Originally Posted by
Jonathon Sullivan
The link to the Harvard page mostly shows us (unpublished, non-peer-reviewed) work focused on slowing, not reversing senescence. The big exception is the ICE mouse, which is a model of aging based on epigenetic changes, which they liken to scratches on a CD. So they have the scratched CD model of epigenetic aging, sure. An important initial step. And they say they are "looking for the polish."

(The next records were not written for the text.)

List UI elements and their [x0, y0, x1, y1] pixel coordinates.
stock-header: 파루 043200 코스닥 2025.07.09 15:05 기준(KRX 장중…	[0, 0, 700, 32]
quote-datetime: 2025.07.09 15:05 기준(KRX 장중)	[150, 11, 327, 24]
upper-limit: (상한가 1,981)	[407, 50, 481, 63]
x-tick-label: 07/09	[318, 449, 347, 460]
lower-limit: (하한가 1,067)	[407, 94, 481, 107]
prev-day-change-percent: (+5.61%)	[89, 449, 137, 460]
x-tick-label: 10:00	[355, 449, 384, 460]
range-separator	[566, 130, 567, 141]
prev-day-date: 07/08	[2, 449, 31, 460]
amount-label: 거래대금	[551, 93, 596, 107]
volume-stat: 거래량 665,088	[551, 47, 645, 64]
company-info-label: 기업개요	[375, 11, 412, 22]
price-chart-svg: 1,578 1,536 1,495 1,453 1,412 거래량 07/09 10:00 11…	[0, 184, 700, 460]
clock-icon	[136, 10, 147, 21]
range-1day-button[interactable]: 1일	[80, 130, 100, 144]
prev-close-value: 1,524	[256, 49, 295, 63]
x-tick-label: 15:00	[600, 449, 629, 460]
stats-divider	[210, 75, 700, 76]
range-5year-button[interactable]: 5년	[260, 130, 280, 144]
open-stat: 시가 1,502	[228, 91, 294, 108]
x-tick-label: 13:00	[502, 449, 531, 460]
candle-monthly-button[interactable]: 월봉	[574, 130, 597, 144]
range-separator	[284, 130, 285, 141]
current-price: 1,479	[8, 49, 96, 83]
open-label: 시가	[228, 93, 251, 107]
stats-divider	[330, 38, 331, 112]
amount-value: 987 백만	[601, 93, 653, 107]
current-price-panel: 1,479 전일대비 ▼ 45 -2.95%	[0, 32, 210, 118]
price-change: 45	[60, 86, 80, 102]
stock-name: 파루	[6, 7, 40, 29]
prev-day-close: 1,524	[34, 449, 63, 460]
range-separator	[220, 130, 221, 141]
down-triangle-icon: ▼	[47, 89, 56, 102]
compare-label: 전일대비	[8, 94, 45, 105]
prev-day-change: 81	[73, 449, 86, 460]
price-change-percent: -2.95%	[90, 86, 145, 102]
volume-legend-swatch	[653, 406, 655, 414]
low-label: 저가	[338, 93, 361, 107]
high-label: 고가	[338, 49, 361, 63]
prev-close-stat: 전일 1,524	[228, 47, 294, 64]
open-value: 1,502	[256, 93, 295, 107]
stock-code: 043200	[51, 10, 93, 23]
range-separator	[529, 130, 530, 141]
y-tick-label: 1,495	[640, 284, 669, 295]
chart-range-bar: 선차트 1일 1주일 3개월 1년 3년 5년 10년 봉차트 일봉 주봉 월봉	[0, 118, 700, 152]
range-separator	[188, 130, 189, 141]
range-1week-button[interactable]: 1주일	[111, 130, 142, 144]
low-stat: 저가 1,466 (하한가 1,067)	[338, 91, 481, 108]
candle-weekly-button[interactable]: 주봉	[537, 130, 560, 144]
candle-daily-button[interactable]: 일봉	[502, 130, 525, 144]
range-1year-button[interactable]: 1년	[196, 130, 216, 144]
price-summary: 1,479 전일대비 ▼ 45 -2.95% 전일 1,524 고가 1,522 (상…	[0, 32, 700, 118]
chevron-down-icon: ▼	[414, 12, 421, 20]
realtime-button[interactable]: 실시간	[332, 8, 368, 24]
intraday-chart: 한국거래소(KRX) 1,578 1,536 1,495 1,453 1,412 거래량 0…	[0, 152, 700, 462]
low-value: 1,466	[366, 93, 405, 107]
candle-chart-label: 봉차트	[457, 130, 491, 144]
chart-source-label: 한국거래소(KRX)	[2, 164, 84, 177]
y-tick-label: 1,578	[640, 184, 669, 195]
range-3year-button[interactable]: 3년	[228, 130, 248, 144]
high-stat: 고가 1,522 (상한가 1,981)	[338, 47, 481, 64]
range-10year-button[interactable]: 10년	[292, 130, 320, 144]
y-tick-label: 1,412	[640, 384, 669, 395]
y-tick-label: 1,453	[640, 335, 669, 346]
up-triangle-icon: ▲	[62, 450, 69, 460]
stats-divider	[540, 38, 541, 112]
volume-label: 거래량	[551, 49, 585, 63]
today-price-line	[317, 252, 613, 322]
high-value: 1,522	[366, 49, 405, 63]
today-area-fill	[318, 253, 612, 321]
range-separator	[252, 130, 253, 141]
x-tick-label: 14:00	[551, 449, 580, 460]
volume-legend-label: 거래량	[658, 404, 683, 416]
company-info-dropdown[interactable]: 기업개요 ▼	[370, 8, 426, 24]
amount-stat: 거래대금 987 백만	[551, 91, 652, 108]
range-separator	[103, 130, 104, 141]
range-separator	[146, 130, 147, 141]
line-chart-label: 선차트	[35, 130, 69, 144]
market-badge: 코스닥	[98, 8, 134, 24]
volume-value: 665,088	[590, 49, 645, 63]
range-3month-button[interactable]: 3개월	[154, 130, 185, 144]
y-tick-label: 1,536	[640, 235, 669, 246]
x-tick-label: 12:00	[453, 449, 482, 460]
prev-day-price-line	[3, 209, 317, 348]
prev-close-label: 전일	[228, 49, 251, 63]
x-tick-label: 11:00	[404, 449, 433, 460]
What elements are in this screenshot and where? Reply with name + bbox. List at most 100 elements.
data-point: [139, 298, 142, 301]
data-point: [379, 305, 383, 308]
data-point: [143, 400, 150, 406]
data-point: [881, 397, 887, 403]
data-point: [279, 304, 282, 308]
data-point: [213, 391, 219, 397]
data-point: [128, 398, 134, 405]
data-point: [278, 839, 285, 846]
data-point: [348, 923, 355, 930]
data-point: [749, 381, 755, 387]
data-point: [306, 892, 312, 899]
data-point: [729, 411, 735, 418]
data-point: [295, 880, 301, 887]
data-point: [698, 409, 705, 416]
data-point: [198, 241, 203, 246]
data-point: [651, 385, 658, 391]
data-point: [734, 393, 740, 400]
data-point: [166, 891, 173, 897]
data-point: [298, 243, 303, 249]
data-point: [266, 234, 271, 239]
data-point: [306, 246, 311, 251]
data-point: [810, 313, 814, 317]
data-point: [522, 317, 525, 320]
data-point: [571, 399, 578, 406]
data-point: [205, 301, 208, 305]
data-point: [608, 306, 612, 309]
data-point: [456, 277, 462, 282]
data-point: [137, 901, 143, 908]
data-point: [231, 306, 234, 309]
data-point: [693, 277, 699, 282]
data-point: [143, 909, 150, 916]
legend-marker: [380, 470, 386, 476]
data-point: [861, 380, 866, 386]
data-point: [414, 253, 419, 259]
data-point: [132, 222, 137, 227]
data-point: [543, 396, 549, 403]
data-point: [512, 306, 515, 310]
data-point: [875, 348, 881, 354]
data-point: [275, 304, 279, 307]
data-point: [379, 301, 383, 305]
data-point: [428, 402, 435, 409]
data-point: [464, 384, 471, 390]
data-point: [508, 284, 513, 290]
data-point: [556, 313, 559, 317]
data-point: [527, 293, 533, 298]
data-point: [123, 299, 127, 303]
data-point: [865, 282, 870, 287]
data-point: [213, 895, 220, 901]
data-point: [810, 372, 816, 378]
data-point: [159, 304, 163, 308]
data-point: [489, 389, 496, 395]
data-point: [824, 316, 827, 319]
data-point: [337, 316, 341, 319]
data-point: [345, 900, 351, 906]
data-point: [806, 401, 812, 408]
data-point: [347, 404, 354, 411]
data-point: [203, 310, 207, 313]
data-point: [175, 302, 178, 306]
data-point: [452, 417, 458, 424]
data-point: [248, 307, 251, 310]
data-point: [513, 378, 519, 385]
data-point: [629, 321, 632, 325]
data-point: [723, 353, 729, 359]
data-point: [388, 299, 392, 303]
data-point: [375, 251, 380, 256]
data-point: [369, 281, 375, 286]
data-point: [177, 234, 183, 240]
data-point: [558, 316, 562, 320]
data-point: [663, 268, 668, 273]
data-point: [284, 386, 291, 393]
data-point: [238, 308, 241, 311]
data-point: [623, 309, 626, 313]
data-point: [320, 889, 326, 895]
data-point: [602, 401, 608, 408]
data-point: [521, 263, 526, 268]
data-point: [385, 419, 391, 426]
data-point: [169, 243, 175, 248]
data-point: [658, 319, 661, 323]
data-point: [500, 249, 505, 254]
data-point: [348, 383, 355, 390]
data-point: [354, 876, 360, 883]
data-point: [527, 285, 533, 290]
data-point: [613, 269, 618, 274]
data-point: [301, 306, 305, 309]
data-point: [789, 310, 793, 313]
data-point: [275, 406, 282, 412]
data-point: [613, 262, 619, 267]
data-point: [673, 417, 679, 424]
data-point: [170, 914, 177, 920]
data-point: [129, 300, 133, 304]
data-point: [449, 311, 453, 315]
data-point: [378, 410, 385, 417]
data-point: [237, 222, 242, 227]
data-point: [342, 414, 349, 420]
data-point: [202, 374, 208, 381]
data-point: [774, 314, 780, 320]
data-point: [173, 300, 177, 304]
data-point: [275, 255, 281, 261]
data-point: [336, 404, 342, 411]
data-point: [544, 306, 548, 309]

Good luck to them. They'll need it. I have no doubt that molecular and mitochondrial medicine can slow aging processes, perhaps quite dramatically, and turn us all into Methuselah ("where are we gonna park?")*, but on the actual reversal of aging you have to color me skeptical. Per QM, information is never destroyed, but it can be effectively lost, to the extent that the work and increase in entropy involved in restoring a disordered information-rich system makes such restoration by information retrieval physically impossible. And this all assumes that the restoration of a hard drive will reverse all the practical consequences of original failure--and I think we all know that is not the case. The Arrow of Time is a real bastard.
But hey. If we are going to conquer the Second Law--which I doubt--I wish those Harvard guys would hurry up about it. I'm gonna be 62, for fuck's sake.
*Don Henley, "Building the Perfect Beast."